If people with disabilities participate in the America's Cup, that's great. That means they're gonna jump women in it.
What is typical is that no one seems to find anything strange or wrong in the fact that for yachtsmen all roads are closed to a little or little serious level. What's more, people roll their eyes irritably as soon as they try to talk about it.
You think "so what?"? It's your business, but don't forget that we are talking about professional employment - an area where generally accepted practices and laws should apply. It should be, but in reality career opportunities for women in sailing are simply scandalously limited.
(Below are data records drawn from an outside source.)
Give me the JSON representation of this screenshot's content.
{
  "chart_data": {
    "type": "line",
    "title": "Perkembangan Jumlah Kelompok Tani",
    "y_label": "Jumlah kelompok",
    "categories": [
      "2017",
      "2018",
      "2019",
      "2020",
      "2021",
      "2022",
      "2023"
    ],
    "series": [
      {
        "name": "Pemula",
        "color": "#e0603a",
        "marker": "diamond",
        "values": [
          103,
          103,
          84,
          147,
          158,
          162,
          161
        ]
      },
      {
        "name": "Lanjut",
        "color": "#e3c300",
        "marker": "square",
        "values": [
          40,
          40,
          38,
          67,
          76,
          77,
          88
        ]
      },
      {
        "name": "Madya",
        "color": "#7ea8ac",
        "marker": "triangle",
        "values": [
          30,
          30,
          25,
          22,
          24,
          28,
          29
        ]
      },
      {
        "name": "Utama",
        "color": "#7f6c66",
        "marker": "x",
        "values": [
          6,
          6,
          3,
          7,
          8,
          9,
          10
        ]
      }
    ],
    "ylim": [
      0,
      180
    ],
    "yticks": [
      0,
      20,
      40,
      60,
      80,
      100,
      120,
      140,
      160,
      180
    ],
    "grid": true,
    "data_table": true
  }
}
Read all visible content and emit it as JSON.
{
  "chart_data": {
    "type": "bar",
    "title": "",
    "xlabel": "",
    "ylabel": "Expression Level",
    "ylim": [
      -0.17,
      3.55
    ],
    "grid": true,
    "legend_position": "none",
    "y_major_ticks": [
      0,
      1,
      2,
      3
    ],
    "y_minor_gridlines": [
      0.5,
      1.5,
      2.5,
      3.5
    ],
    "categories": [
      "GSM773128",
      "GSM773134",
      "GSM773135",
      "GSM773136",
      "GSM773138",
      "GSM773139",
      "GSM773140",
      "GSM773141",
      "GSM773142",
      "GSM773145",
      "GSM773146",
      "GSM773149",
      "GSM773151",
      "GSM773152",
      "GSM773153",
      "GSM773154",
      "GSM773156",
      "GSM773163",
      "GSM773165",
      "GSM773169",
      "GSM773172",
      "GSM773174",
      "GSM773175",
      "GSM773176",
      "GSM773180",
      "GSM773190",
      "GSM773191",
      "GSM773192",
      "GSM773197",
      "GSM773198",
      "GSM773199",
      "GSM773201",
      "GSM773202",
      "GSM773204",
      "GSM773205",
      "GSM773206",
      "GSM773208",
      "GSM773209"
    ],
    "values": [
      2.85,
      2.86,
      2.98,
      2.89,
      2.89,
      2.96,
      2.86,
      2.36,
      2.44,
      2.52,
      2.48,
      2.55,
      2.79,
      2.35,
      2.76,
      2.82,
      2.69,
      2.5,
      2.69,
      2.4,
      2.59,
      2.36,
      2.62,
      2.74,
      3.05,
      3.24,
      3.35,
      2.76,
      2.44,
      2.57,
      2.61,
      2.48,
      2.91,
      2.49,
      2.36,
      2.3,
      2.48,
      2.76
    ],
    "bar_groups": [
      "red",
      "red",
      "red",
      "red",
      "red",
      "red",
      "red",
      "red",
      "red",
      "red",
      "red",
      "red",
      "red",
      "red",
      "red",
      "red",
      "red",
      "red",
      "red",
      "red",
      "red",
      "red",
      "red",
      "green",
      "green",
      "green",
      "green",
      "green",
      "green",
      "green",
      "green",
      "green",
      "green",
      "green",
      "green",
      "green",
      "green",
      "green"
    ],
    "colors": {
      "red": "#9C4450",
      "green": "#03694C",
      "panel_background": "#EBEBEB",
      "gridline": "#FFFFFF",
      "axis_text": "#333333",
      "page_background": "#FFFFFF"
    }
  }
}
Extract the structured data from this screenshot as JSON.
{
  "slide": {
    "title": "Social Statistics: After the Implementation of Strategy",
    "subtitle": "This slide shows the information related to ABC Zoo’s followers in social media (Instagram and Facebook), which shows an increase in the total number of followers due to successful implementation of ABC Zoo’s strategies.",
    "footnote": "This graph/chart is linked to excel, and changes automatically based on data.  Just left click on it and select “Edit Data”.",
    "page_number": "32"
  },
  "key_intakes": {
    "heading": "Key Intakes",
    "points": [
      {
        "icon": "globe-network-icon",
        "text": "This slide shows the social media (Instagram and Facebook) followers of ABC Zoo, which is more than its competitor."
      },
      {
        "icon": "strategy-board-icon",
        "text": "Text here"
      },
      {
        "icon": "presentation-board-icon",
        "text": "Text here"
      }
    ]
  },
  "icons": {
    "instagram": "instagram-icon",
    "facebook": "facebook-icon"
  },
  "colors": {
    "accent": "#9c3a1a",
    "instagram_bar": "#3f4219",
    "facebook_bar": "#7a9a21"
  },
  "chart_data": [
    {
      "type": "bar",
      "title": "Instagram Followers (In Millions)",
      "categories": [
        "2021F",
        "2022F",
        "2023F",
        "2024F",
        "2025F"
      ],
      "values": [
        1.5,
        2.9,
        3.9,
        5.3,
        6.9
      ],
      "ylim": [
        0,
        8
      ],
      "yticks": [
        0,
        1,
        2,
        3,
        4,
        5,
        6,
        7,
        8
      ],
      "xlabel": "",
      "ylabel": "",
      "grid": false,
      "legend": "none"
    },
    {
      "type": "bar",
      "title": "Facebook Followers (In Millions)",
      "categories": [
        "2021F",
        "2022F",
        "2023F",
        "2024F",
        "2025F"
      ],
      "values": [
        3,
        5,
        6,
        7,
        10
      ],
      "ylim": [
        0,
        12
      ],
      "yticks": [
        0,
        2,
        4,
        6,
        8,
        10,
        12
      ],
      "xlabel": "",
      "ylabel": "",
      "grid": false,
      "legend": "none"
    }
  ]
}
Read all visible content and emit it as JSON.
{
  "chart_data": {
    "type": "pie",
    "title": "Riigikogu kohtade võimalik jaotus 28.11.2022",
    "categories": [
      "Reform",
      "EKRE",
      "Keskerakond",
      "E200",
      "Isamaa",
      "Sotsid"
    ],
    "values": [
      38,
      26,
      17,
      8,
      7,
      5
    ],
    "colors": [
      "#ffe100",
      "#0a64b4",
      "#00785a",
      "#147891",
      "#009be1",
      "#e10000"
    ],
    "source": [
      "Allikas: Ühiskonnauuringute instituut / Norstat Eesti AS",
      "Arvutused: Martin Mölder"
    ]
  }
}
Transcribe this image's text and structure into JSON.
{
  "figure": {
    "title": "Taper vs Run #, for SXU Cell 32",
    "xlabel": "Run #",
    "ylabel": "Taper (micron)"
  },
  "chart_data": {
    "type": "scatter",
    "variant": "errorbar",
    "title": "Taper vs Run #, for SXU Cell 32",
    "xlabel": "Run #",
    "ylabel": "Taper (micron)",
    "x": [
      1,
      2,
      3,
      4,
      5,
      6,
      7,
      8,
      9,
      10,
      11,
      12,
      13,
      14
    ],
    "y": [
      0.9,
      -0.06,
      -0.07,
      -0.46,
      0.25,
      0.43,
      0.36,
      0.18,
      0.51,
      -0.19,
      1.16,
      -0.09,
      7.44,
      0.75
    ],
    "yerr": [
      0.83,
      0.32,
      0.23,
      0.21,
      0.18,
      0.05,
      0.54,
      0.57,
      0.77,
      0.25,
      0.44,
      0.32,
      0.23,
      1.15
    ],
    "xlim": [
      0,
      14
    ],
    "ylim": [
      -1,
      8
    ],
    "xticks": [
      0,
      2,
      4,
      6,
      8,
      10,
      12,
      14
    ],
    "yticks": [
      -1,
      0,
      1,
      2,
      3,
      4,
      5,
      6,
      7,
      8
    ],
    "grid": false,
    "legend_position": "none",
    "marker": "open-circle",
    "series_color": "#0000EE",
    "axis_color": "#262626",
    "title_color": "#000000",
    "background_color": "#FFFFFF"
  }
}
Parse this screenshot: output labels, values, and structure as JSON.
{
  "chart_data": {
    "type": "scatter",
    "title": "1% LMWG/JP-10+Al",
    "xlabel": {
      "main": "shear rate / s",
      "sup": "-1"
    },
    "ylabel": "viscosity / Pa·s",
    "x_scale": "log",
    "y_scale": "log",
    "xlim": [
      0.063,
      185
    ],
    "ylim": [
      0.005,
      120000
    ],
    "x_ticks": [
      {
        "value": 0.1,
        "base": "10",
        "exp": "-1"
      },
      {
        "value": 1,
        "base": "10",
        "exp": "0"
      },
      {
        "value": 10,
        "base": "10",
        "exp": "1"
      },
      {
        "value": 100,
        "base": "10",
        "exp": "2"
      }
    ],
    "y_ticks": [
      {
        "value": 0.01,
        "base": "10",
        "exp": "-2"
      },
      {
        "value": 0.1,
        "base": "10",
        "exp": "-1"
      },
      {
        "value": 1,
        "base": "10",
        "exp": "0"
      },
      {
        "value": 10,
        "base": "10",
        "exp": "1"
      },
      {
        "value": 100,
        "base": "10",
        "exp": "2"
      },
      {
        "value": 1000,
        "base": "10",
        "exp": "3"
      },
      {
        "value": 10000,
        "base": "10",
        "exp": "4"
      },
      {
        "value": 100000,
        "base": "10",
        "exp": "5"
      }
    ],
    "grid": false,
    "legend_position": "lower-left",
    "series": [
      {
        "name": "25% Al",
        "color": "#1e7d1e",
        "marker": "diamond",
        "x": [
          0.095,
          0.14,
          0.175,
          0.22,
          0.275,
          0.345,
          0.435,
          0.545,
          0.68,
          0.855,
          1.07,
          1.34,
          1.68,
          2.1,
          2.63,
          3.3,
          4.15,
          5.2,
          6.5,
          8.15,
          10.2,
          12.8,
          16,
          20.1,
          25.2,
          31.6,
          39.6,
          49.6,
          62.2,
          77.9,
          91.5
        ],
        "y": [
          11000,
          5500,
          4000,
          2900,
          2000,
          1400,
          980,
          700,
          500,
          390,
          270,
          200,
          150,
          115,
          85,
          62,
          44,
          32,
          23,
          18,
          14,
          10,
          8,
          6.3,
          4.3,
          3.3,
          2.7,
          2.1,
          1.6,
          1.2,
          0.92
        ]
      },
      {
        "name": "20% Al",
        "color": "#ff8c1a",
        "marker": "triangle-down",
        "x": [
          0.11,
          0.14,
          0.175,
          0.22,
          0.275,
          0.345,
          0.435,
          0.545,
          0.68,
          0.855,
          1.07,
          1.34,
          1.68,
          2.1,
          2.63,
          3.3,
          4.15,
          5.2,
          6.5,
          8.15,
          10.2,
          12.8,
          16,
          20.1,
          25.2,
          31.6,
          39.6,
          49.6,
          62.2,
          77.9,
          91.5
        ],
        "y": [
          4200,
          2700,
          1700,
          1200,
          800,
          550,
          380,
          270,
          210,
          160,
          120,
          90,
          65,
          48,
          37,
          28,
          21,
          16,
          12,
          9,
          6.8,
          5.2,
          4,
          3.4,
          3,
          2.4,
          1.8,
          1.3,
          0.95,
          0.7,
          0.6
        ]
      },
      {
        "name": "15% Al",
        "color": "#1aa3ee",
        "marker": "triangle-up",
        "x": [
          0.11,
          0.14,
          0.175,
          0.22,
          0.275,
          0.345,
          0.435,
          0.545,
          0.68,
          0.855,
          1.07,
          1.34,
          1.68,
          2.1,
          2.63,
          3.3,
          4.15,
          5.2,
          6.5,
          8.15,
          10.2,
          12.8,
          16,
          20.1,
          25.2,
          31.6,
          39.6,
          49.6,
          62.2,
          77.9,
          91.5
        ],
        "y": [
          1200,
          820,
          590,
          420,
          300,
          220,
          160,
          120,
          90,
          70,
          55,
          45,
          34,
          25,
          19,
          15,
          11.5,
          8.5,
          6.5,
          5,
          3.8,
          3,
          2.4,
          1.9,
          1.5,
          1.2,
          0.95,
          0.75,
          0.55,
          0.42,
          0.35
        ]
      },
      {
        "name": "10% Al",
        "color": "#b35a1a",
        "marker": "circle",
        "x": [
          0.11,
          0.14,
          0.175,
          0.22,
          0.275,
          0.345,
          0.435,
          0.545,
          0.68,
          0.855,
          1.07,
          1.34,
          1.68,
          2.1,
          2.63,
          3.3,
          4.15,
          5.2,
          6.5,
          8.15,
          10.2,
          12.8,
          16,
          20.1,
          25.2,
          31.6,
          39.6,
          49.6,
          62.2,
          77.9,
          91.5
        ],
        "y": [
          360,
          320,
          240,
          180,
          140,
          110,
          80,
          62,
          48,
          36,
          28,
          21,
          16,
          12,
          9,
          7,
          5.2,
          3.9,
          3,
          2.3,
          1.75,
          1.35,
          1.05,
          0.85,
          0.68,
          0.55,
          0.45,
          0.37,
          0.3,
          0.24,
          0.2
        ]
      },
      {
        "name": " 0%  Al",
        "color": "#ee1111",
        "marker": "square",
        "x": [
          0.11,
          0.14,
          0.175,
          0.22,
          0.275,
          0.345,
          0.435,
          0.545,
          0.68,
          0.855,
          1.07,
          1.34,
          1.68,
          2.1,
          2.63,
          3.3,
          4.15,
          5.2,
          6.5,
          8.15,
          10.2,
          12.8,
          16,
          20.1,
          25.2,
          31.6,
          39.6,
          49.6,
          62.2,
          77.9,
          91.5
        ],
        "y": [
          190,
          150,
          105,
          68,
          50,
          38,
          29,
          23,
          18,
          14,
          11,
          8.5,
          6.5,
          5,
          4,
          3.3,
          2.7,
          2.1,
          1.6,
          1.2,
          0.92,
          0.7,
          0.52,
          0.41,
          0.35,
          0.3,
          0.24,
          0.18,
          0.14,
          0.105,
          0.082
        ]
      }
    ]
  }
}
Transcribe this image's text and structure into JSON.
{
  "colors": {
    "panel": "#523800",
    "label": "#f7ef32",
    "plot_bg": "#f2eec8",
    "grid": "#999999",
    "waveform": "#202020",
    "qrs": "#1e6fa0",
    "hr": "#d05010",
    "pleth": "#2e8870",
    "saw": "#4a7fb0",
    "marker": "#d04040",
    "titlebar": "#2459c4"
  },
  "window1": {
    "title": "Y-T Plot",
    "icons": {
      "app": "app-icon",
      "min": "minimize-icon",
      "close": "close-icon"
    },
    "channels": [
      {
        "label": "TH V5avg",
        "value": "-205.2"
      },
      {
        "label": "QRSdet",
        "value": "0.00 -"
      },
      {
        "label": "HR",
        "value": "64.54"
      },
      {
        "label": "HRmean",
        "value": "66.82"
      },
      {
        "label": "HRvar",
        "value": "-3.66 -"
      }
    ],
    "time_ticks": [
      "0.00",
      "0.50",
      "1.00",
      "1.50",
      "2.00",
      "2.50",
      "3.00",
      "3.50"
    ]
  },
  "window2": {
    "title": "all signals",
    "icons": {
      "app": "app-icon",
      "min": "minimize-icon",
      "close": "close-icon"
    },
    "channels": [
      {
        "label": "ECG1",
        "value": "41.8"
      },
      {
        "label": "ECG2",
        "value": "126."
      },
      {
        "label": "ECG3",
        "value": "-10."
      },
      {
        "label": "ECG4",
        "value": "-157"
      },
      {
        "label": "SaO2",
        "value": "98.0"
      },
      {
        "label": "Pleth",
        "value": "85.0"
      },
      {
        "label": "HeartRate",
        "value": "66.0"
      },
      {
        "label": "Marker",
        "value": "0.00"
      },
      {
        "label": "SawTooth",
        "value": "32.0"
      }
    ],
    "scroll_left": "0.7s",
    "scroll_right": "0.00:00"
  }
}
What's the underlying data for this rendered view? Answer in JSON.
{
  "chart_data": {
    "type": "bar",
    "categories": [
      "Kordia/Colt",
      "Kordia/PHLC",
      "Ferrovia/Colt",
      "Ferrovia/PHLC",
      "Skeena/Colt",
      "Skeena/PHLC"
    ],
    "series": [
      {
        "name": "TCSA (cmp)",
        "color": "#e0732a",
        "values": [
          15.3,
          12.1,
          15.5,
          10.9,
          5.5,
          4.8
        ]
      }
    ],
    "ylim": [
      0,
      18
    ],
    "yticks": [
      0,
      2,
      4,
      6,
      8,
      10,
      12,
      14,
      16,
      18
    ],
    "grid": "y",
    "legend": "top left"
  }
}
Only a handful of particularly gifted yachtswomen can boast that they have earned a reputation (and income) in the carefully circumscribed world of Olympic sailing.
With the help of individual sponsors, an even smaller handful of women managed to get into single races like the Vendée Globe. In this most challenging of races, women proved to be as good as, and sometimes even better than, their male rivals.
But after that race, were they called a member of the higher echelon team? The Volvo Ocean Race, for example, or the America's Cup team? No way. Even an Olympic gold medalist didn't get a chance.
It's not even a glass ceiling anymore. It's a large, fiberglass-reinforced emergency bulkhead.
For today I cannot recollect any area where there would be so few opportunities for women. Or where there are equally far-fetched arguments to justify it, for that matter. It's like going back to the '70s, to a retro drama about tough cops' weekdays.
While other industries have advanced in this and even felt the benefits of the change, yachting has reversed. This became even more evident not so long ago, with the inclusion of... Tracy Edwards. for the Whitbread Legends. This race - a kind of "warming up" event before the Volvo Ocean Race - will bring together famous teams of the past, including all-women Maiden team led by Edwards.
When Tracy Edwards raced in the 1989/90 season, it looked like a real shock to the foundations. But the sailing sky worked like a huge jelly - shaken a little and froze again in pristine pristine condition, as if nothing had happened.
Despite the many suggestions on how to increase the presence of women at the highest (and highest paid) levels of yachting sport, no team in the last VOR races or America's Cup has seen women. Not even at the mighty biceps and boatsman's throat positions of helmsman, navigator or even flight reporter.
Campaign Dona Riley. called "Mighty Mary" during the 1995 America's Cup was another false hope. The only woman to appear aboard the Cup boat since then has been Alicia Ageno, who was a crew member of the Victory Challenge in 2005.
Whatever anyone says on this subject, this situation is not due to the lack of suitable candidates. So why is it?
The inconvenient truth here is that professional sailing is still a club for boys. It all starts with "he's one of us" or "a good guy on a boat". Unfortunately, the undeniable professionalism on the water still doesn't rule out a boys' approach to recruitment.
Ironically, the situation in amateur racing is quite different. Amateur "sail" is a great variety and represents a full cross-section of society. For example, in recent years in Cowes Week - the largest regatta in the United Kingdom - women make up about 40 percent of all participants.
I think it's time for the professional sailing community to take a close look at their own unshaven reflection in the mirror and ask themselves a couple of questions about equal opportunities and personal diversity in employment. These questions should include, but not be limited to, how to get people with disabilities into the race.
But I probably don't have much hope. No, I quite believe that a team of people with disabilities may appear in the America's Cup. Except that it'll be all men.